Two old men sat in the dark on a bench outside Dunston elementary school in North Charleston, South Carolina, waiting for a long day to start that would be quieter than they deserved.
Few were expecting strong turnout for the Democratic primary in South Carolina on Saturday. In pre-election polls, Biden had more than 90% support. The nomination race has no drama. But people still have to vote. And the temperamental apparatus of elections has to prepare for that vote, even when it’s not cast.
“We’ve got some people that come down here and really don’t know what they’re doing, and I try to help them,” said Virgil Middleton, 74, a retired truck driver and marine veteran of the Vietnam war. He fought for democracy, he said, “so that everybody can have a fair chance in the United States”.
Six poll workers trundled into the school gym at 6am, one of 2,351 precincts across the state, to snip the zip ties – marked with serial numbers – on the ballot box and fiddle with the polling terminals. They solemnly swore “to preserve, protect and defend the constitution of this state and of the United States”.
Up before sunrise, all would return home after dark. Take-home pay for a poll worker is about $167 for the day, said Robert Samuel Jackson, a 74-year-old retiree in North Charleston. It’s soldierly work. Four are military veterans. None are younger than 60.
And all have known each other – and known Annette Green, the precinct clerk – for years.
Green didn’t have much time to talk on Saturday morning, at least not until it became clear that there would be no rush of solemn voters waiting their turn. The process of uncorking a polling location requires meticulous work to stave off accusations of tampering or fraud. Every seal broken on a machine has to be accounted for. Every person who touches a machine has to be accounted for. Every ballot has to be accounted for.
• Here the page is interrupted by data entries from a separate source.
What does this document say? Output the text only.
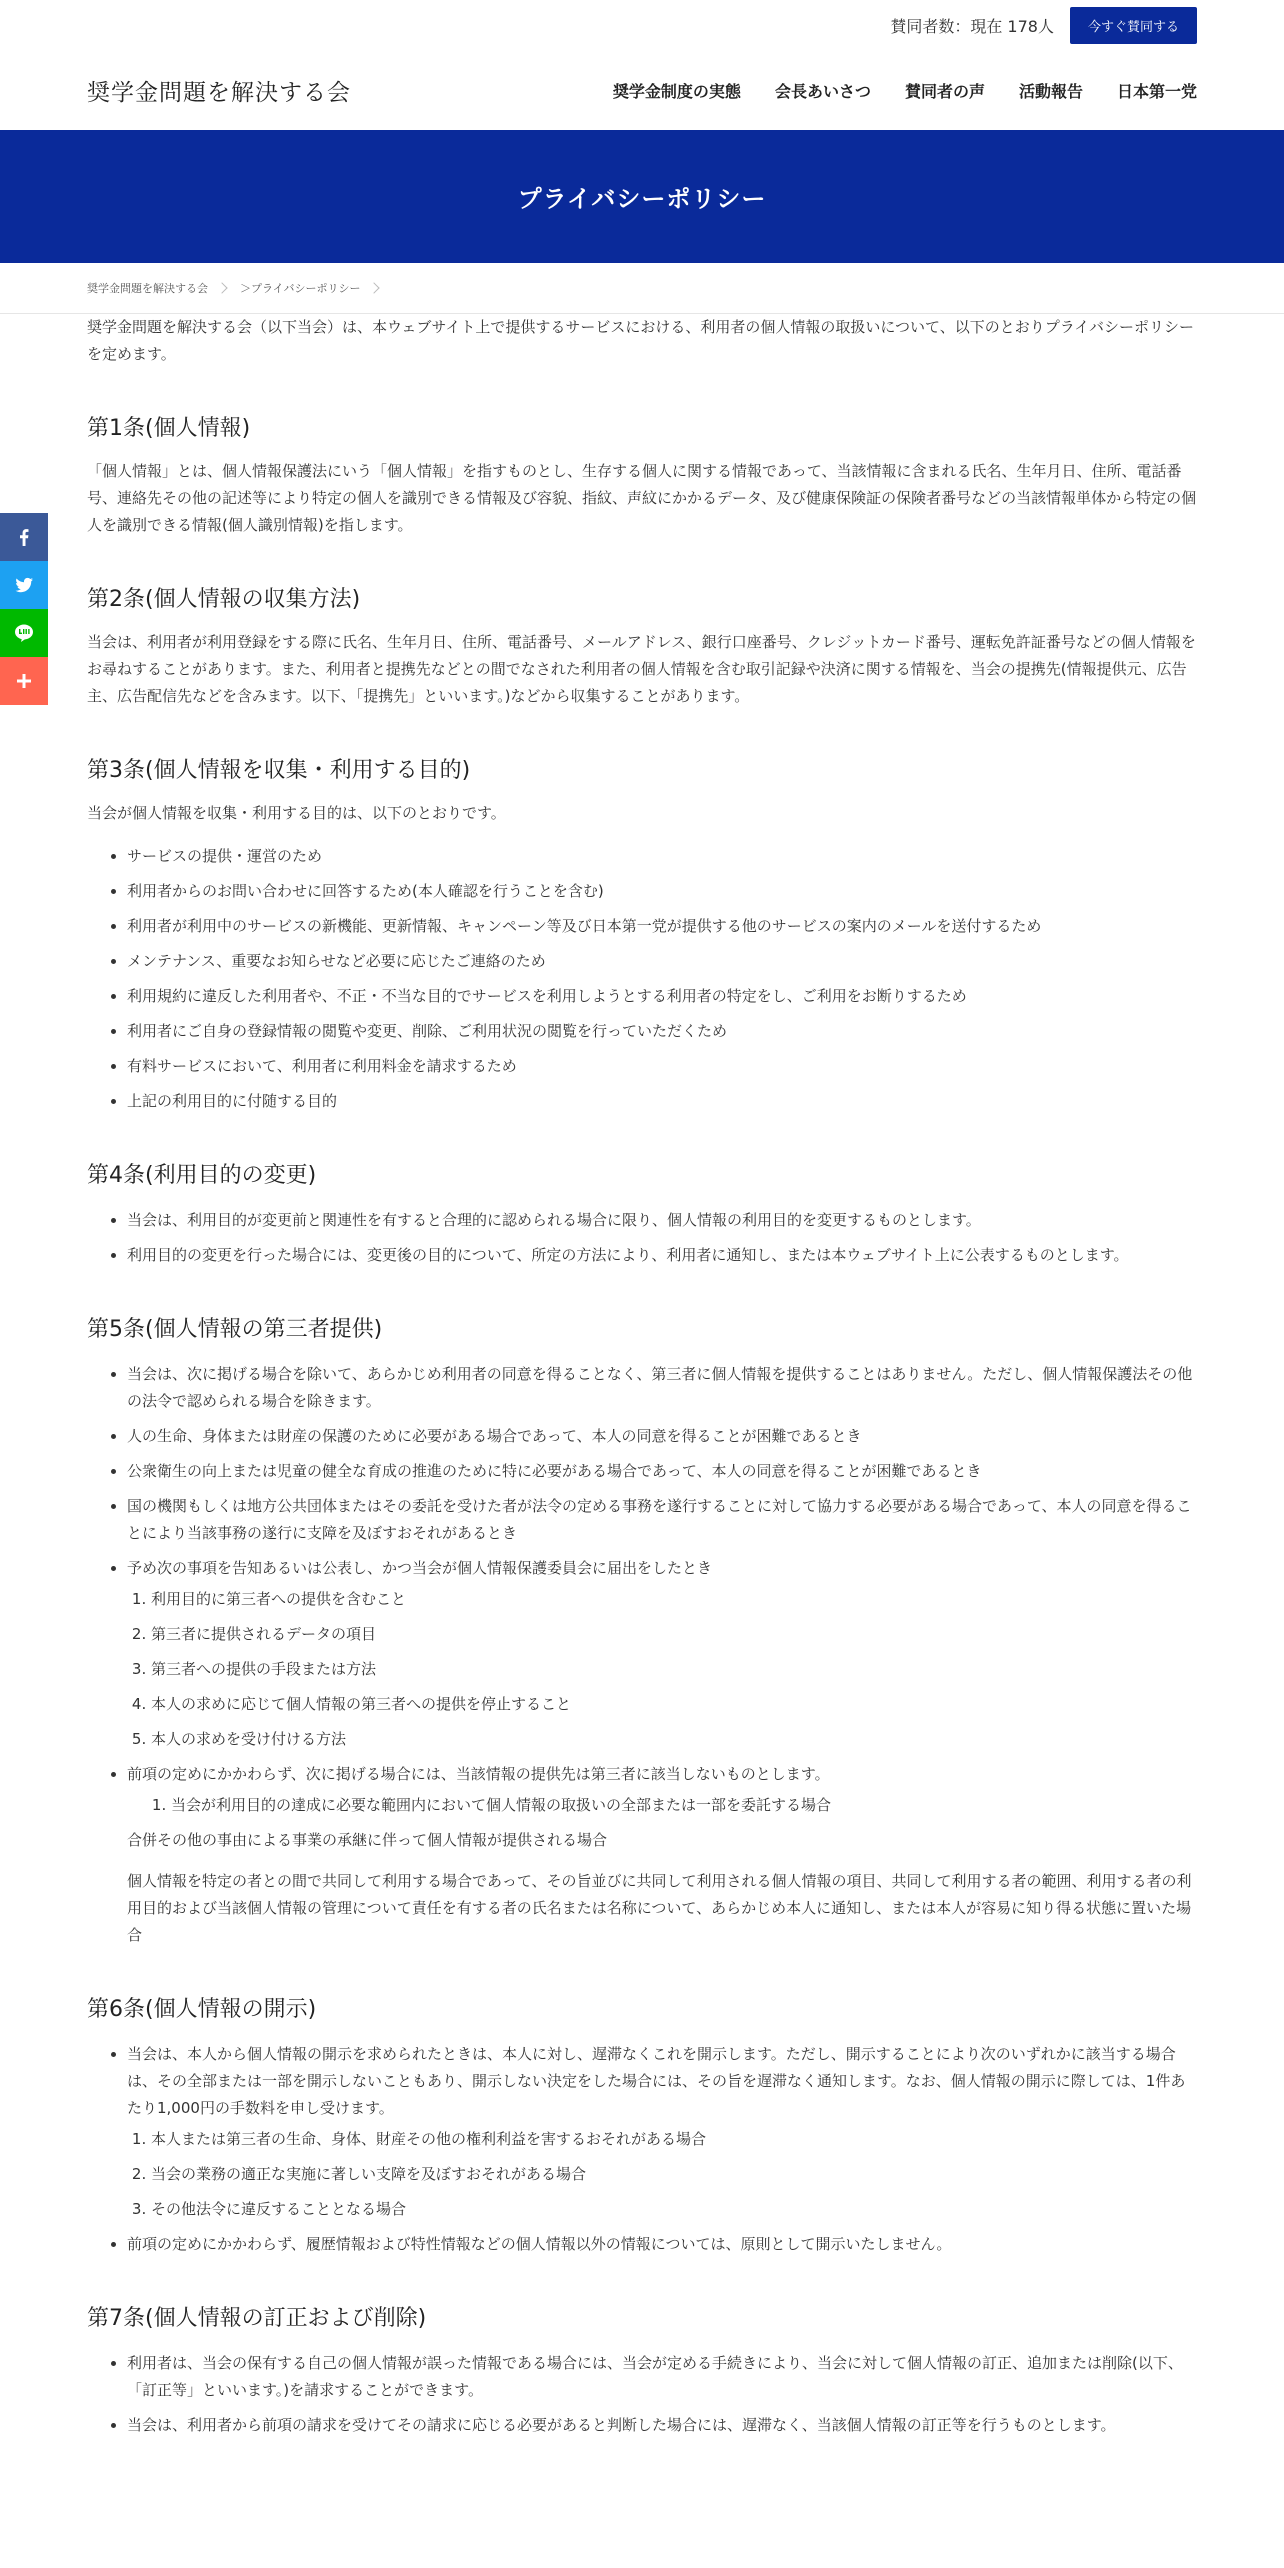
賛同者数：現在 178人	今すぐ賛同する
奨学金問題を解決する会	奨学金制度の実態 会長あいさつ 賛同者の声 活動報告 日本第一党
プライバシーポリシー
奨学金問題を解決する会	＞プライバシーポリシー

奨学金問題を解決する会（以下当会）は、本ウェブサイト上で提供するサービスにおける、利用者の個人情報の取扱いについて、以下のとおりプライバシーポリシーを定めます。

第1条(個人情報)

「個人情報」とは、個人情報保護法にいう「個人情報」を指すものとし、生存する個人に関する情報であって、当該情報に含まれる氏名、生年月日、住所、電話番号、連絡先その他の記述等により特定の個人を識別できる情報及び容貌、指紋、声紋にかかるデータ、及び健康保険証の保険者番号などの当該情報単体から特定の個人を識別できる情報(個人識別情報)を指します。

第2条(個人情報の収集方法)

当会は、利用者が利用登録をする際に氏名、生年月日、住所、電話番号、メールアドレス、銀行口座番号、クレジットカード番号、運転免許証番号などの個人情報をお尋ねすることがあります。また、利用者と提携先などとの間でなされた利用者の個人情報を含む取引記録や決済に関する情報を、当会の提携先(情報提供元、広告主、広告配信先などを含みます。以下、「提携先」といいます。)などから収集することがあります。

第3条(個人情報を収集・利用する目的)

当会が個人情報を収集・利用する目的は、以下のとおりです。

• サービスの提供・運営のため
• 利用者からのお問い合わせに回答するため(本人確認を行うことを含む)
• 利用者が利用中のサービスの新機能、更新情報、キャンペーン等及び日本第一党が提供する他のサービスの案内のメールを送付するため
• メンテナンス、重要なお知らせなど必要に応じたご連絡のため
• 利用規約に違反した利用者や、不正・不当な目的でサービスを利用しようとする利用者の特定をし、ご利用をお断りするため
• 利用者にご自身の登録情報の閲覧や変更、削除、ご利用状況の閲覧を行っていただくため
• 有料サービスにおいて、利用者に利用料金を請求するため
• 上記の利用目的に付随する目的
第4条(利用目的の変更)
• 当会は、利用目的が変更前と関連性を有すると合理的に認められる場合に限り、個人情報の利用目的を変更するものとします。
• 利用目的の変更を行った場合には、変更後の目的について、所定の方法により、利用者に通知し、または本ウェブサイト上に公表するものとします。
第5条(個人情報の第三者提供)
• 当会は、次に掲げる場合を除いて、あらかじめ利用者の同意を得ることなく、第三者に個人情報を提供することはありません。ただし、個人情報保護法その他の法令で認められる場合を除きます。
• 人の生命、身体または財産の保護のために必要がある場合であって、本人の同意を得ることが困難であるとき
• 公衆衛生の向上または児童の健全な育成の推進のために特に必要がある場合であって、本人の同意を得ることが困難であるとき
• 国の機関もしくは地方公共団体またはその委託を受けた者が法令の定める事務を遂行することに対して協力する必要がある場合であって、本人の同意を得ることにより当該事務の遂行に支障を及ぼすおそれがあるとき
• 予め次の事項を告知あるいは公表し、かつ当会が個人情報保護委員会に届出をしたとき
1. 利用目的に第三者への提供を含むこと
2. 第三者に提供されるデータの項目
3. 第三者への提供の手段または方法
4. 本人の求めに応じて個人情報の第三者への提供を停止すること
5. 本人の求めを受け付ける方法
• 前項の定めにかかわらず、次に掲げる場合には、当該情報の提供先は第三者に該当しないものとします。
1. 当会が利用目的の達成に必要な範囲内において個人情報の取扱いの全部または一部を委託する場合

合併その他の事由による事業の承継に伴って個人情報が提供される場合

個人情報を特定の者との間で共同して利用する場合であって、その旨並びに共同して利用される個人情報の項目、共同して利用する者の範囲、利用する者の利用目的および当該個人情報の管理について責任を有する者の氏名または名称について、あらかじめ本人に通知し、または本人が容易に知り得る状態に置いた場合

第6条(個人情報の開示)
• 当会は、本人から個人情報の開示を求められたときは、本人に対し、遅滞なくこれを開示します。ただし、開示することにより次のいずれかに該当する場合は、その全部または一部を開示しないこともあり、開示しない決定をした場合には、その旨を遅滞なく通知します。なお、個人情報の開示に際しては、1件あたり1,000円の手数料を申し受けます。
1. 本人または第三者の生命、身体、財産その他の権利利益を害するおそれがある場合
2. 当会の業務の適正な実施に著しい支障を及ぼすおそれがある場合
3. その他法令に違反することとなる場合
• 前項の定めにかかわらず、履歴情報および特性情報などの個人情報以外の情報については、原則として開示いたしません。
第7条(個人情報の訂正および削除)
• 利用者は、当会の保有する自己の個人情報が誤った情報である場合には、当会が定める手続きにより、当会に対して個人情報の訂正、追加または削除(以下、「訂正等」といいます。)を請求することができます。
• 当会は、利用者から前項の請求を受けてその請求に応じる必要があると判断した場合には、遅滞なく、当該個人情報の訂正等を行うものとします。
A few minutes before the polls opened, Green took a stack of blank ballots out of a sealed box and began counting them by hand, carefully moistening her fingers to separate each paper from the next.
“We have to be here six hours before the polls open,” she said. It takes time to pack up when the polls close at 7pm, then to haul the materials back to the election office. “Then you go and get in line. You have your communication pack, your yellow bag, your black bin, your blue bin with your ballots, and then you get in line and you wait to be checked in.
“They verify that you have brought back all your zero tapes, your keys, your communication pack, your thumb drive which has all the information. They make sure that you have checked in all your cohorts. And then after about an hour, you get to go home.”
Green turned the ballots over in her hand after counting them – and counted them again. She’s been doing this for 15 years. Her daughters worked with her at the polls for years, too. One is a lawyer now. The other is in law school.
At 8.07am, a bit more than an hour into the voting day, Dunston elementary had yet to see its first voter.
“This has never happened before,” Green said. “But this is the first time we’ve been working on Saturday.”
Perhaps early voting had cut into things, she suggested.
To Green, democracy means freedom.
“We have to fight for democracy,” she said.
“I find that to be important for young kids to learn. Democracy was not ours. We had to earn it, and we’re earning it when we teach our young children – like my daughter’s coming out here to work the election poll – it taught them how important it was for them to keep encouraging each other to get out and vote.”
Green checked the first voter in at 8.21am. It was a Biden voter – as expected.
“I was trying to figure out what time they were going to open,” Villa Middlesex, 72, said after voting.
Fifty people had cast a ballot at Dunston elementary by 5 pm. The precinct has 1,754 registered voters assigned to it.